Now we repeat the same process with the columns, i.e. drag (1, j) to (m, j) for all j >= n-p and then drag (1,j) to (m-1, j).

After this part we are guaranteed to have only filled a p times p subgrid.

Full grid search

Now we collect each different color by brute force: Move (p,p) to (p,p+1), (p, p+2), ... (p, n) and then to (p + 1, n), (p+1, n-1), ..., (p+1, p) and then to (p+2, p), ..., (p+2, n) and so on until we reach either (m, p) or (m,n), depending wether p is even or odd.

This step we repeat p times, only that we stop each time on field short of the last one.

As a result only the remaining p fields are filled and each contains a stack of the same color. Problem solved.
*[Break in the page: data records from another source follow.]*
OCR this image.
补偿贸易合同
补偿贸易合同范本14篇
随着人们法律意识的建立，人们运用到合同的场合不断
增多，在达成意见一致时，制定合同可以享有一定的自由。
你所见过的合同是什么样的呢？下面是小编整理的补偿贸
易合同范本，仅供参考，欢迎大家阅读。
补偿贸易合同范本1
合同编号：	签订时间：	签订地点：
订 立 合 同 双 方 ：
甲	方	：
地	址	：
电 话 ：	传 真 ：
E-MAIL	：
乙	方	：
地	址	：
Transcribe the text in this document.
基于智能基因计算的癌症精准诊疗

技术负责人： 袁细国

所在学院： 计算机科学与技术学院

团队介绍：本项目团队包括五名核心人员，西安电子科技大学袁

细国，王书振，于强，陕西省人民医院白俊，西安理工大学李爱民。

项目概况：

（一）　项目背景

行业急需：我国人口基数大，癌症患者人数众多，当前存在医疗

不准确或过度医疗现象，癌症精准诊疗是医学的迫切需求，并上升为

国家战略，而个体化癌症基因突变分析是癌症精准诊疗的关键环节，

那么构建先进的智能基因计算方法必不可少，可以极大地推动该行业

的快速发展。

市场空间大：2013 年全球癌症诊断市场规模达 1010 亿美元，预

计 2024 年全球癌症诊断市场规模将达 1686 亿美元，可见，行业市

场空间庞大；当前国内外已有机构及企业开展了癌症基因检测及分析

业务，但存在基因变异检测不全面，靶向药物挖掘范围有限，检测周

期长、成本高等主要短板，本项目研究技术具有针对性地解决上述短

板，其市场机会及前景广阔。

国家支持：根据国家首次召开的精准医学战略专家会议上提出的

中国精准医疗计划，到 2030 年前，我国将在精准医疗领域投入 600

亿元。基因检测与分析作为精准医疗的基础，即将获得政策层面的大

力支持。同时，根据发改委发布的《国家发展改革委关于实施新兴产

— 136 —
To estimate the complexity:

  • The row moving part requires n + n-1 + n-2 + ... + n-p= n*(n+1)/2 - (n-p)*(n-p+1)/2=np+(p^2+p)/2=O(n^2) moves per row, hence O(mn^2).
  • The column moving part similarly requires O(nm^2) moves.
  • The final moving requires p^2 moves for each color, i.e. O(p^3).

If q = max(n,m,p) the complexity is O(q^3).

Note: If we do not know p we could immediately start with the full grid search. We still remain in complexity O(q^3). If, however, p << n or p << m the column and row reduction will reduce the practical complexity greatly.